Mais de Gaulle ne tombe pas dans le piège et rétorque, angélique :
« Je préfère rétablir l’ordre que condamner le désordre. »
Début juin 1958, un journal du soir commente la situation :
« En revenant au pouvoir par les voies légales, de Gaulle a fait avorter le coup d’État qui se fomentait à Alger. »
De Gaulle le lit et ricane :
« Le coup d’État ?… Quel coup d’État ?… Il n’y avait plus d’État !… (Une pause) J’aurais pu, tout au plus, faire un coup… »
À l’Élysée, Charles de Gaulle se sentait mal à l’aise.
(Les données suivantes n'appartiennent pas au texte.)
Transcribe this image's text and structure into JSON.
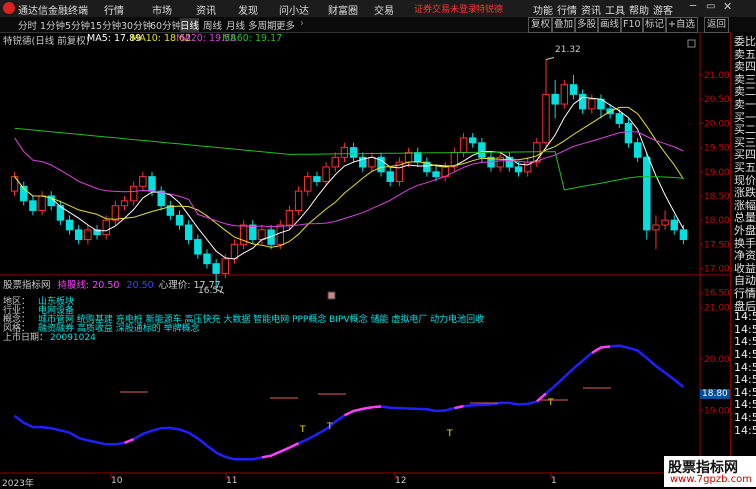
{
  "app": {
    "name": "通达信金融终端",
    "menus": [
      "行情",
      "市场",
      "资讯",
      "发现",
      "问小达",
      "财富圈",
      "交易"
    ],
    "warning": "证券交易未登录",
    "stock_link": "特锐德",
    "right_menus": [
      "功能",
      "行情",
      "资讯",
      "工具",
      "帮助",
      "游客"
    ]
  },
  "toolbar": {
    "periods": [
      "分时",
      "1分钟",
      "5分钟",
      "15分钟",
      "30分钟",
      "60分钟",
      "日线",
      "周线",
      "月线",
      "多周期",
      "更多"
    ],
    "active_period": "日线",
    "right_buttons": [
      "复权",
      "叠加",
      "多股",
      "画线",
      "F10",
      "标记",
      "+自选",
      "返回"
    ]
  },
  "main_chart": {
    "title": "特锐德(日线 前复权)",
    "ma": [
      {
        "label": "MA5: 17.89",
        "color": "#ffffff"
      },
      {
        "label": "MA10: 18.62",
        "color": "#e8e020"
      },
      {
        "label": "MA20: 19.58",
        "color": "#e040e0"
      },
      {
        "label": "MA60: 19.17",
        "color": "#20c020"
      }
    ],
    "high_label": "21.32",
    "low_label": "16.57",
    "price_axis": [
      "21.00",
      "20.50",
      "20.00",
      "19.50",
      "19.00",
      "18.50",
      "18.00",
      "17.50",
      "17.00",
      "16.50"
    ]
  },
  "indicator": {
    "title": "股票指标网",
    "line1": "持股线: 20.50",
    "line2": "20.50",
    "line3": "心理价: 17.77",
    "price_axis": [
      "21.00",
      "20.00",
      "19.00"
    ],
    "current_value": "18.80",
    "info": [
      {
        "k": "地区：",
        "v": "山东板块"
      },
      {
        "k": "行业：",
        "v": "电网设备"
      },
      {
        "k": "概念：",
        "v": "城市管网 统购基建 充电桩 新能源车 高压快充 大数据 智能电网 PPP概念 BIPV概念 储能 虚拟电厂 动力电池回收"
      },
      {
        "k": "风格：",
        "v": "融资融券 高质收益 深股通标的 举牌概念"
      },
      {
        "k": "上市日期：",
        "v": "20091024"
      }
    ],
    "t_marks": [
      "T",
      "T",
      "T",
      "T"
    ]
  },
  "date_axis": [
    "2023年",
    "10",
    "11",
    "12",
    "1"
  ],
  "right_panel": [
    "委比",
    "卖五",
    "卖四",
    "卖三",
    "卖二",
    "卖一",
    "买一",
    "买二",
    "买三",
    "买四",
    "买五",
    "现价",
    "涨跌",
    "涨幅",
    "总量",
    "外盘",
    "换手",
    "净资",
    "收益",
    "自动",
    "行情",
    "盘后",
    "14:50",
    "14:50",
    "14:50",
    "14:50",
    "14:50",
    "14:50",
    "14:50",
    "14:50",
    "14:50",
    "14:50"
  ],
  "watermark": {
    "title": "股票指标网",
    "url": "www.7gpzb.com"
  },
  "colors": {
    "up": "#ff3030",
    "down": "#00e0e0",
    "ma5": "#ffffff",
    "ma10": "#e8e020",
    "ma20": "#e040e0",
    "ma60": "#20c020",
    "axis": "#a00000",
    "indicator_blue": "#2020ff",
    "indicator_magenta": "#ff40ff"
  },
  "chart_data": {
    "type": "candlestick",
    "candles": [
      [
        18.6,
        18.9,
        18.5,
        19.0
      ],
      [
        18.7,
        18.4,
        18.3,
        18.8
      ],
      [
        18.4,
        18.2,
        18.1,
        18.5
      ],
      [
        18.2,
        18.5,
        18.1,
        18.6
      ],
      [
        18.5,
        18.3,
        18.2,
        18.6
      ],
      [
        18.3,
        18.0,
        17.9,
        18.4
      ],
      [
        18.0,
        17.8,
        17.7,
        18.1
      ],
      [
        17.8,
        17.6,
        17.5,
        17.9
      ],
      [
        17.6,
        17.8,
        17.5,
        17.9
      ],
      [
        17.8,
        17.7,
        17.6,
        17.9
      ],
      [
        17.7,
        18.0,
        17.6,
        18.1
      ],
      [
        18.0,
        18.3,
        17.9,
        18.4
      ],
      [
        18.3,
        18.4,
        18.2,
        18.5
      ],
      [
        18.4,
        18.7,
        18.3,
        18.8
      ],
      [
        18.7,
        18.9,
        18.6,
        19.0
      ],
      [
        18.9,
        18.6,
        18.5,
        19.0
      ],
      [
        18.6,
        18.3,
        18.2,
        18.7
      ],
      [
        18.3,
        18.1,
        18.0,
        18.4
      ],
      [
        18.1,
        17.9,
        17.8,
        18.2
      ],
      [
        17.9,
        17.6,
        17.5,
        18.0
      ],
      [
        17.6,
        17.3,
        17.2,
        17.7
      ],
      [
        17.3,
        17.1,
        17.0,
        17.4
      ],
      [
        17.1,
        16.9,
        16.57,
        17.2
      ],
      [
        16.9,
        17.2,
        16.8,
        17.3
      ],
      [
        17.2,
        17.5,
        17.1,
        17.6
      ],
      [
        17.5,
        17.9,
        17.4,
        18.0
      ],
      [
        17.9,
        17.6,
        17.5,
        18.0
      ],
      [
        17.6,
        17.8,
        17.5,
        17.9
      ],
      [
        17.8,
        17.5,
        17.4,
        17.9
      ],
      [
        17.5,
        17.9,
        17.4,
        18.0
      ],
      [
        17.9,
        18.2,
        17.8,
        18.3
      ],
      [
        18.2,
        18.6,
        18.1,
        18.7
      ],
      [
        18.6,
        18.9,
        18.5,
        19.0
      ],
      [
        18.9,
        18.8,
        18.7,
        19.0
      ],
      [
        18.8,
        19.1,
        18.7,
        19.2
      ],
      [
        19.1,
        19.3,
        19.0,
        19.4
      ],
      [
        19.3,
        19.5,
        19.2,
        19.6
      ],
      [
        19.5,
        19.3,
        19.2,
        19.6
      ],
      [
        19.3,
        19.1,
        19.0,
        19.4
      ],
      [
        19.1,
        19.3,
        19.0,
        19.4
      ],
      [
        19.3,
        19.0,
        18.9,
        19.4
      ],
      [
        19.0,
        18.8,
        18.7,
        19.1
      ],
      [
        18.8,
        19.2,
        18.7,
        19.3
      ],
      [
        19.2,
        19.4,
        19.1,
        19.5
      ],
      [
        19.4,
        19.2,
        19.1,
        19.5
      ],
      [
        19.2,
        19.0,
        18.9,
        19.3
      ],
      [
        19.0,
        18.9,
        18.8,
        19.1
      ],
      [
        18.9,
        19.1,
        18.8,
        19.2
      ],
      [
        19.1,
        19.4,
        19.0,
        19.5
      ],
      [
        19.4,
        19.7,
        19.3,
        19.8
      ],
      [
        19.7,
        19.6,
        19.5,
        19.8
      ],
      [
        19.6,
        19.3,
        19.2,
        19.7
      ],
      [
        19.3,
        19.1,
        19.0,
        19.4
      ],
      [
        19.1,
        19.3,
        19.0,
        19.4
      ],
      [
        19.3,
        19.1,
        19.0,
        19.4
      ],
      [
        19.1,
        19.0,
        18.9,
        19.2
      ],
      [
        19.0,
        19.2,
        18.9,
        19.3
      ],
      [
        19.2,
        19.6,
        19.1,
        19.7
      ],
      [
        19.6,
        20.6,
        19.5,
        21.32
      ],
      [
        20.6,
        20.4,
        20.1,
        20.9
      ],
      [
        20.4,
        20.8,
        20.3,
        20.9
      ],
      [
        20.8,
        20.6,
        20.5,
        21.0
      ],
      [
        20.6,
        20.3,
        20.2,
        20.7
      ],
      [
        20.3,
        20.5,
        20.2,
        20.6
      ],
      [
        20.5,
        20.3,
        20.1,
        20.6
      ],
      [
        20.3,
        20.2,
        20.1,
        20.4
      ],
      [
        20.2,
        20.0,
        19.9,
        20.3
      ],
      [
        20.0,
        19.6,
        19.5,
        20.1
      ],
      [
        19.6,
        19.3,
        19.2,
        19.7
      ],
      [
        19.3,
        17.8,
        17.6,
        19.4
      ],
      [
        17.8,
        17.9,
        17.4,
        18.1
      ],
      [
        17.9,
        18.0,
        17.8,
        18.2
      ],
      [
        18.0,
        17.8,
        17.7,
        18.1
      ],
      [
        17.8,
        17.6,
        17.5,
        17.9
      ]
    ]
  }
}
L’homme des grands espaces et des nobles perspectives se fût senti « chez lui » dans le triangle Invalides — École militaire — Val de Grâce, ou bien à Vincennes, où il rêva de s’installer… — Versailles ? « Ce serait excessif » avait-il dit. À l’hôtel de Biron ? Il aurait fallu y chasser Rodin, mais il jugeait « peu convenable » d’installer la République dans un bâtiment qu’elle avait volé aux dames du Sacré-Cœur.
Alors il s’était fait une raison. Et Jean Lacouture rapporte cette réflexion désabusée :
« On ne fait pas l’Histoire dans le 8e arrondissement… »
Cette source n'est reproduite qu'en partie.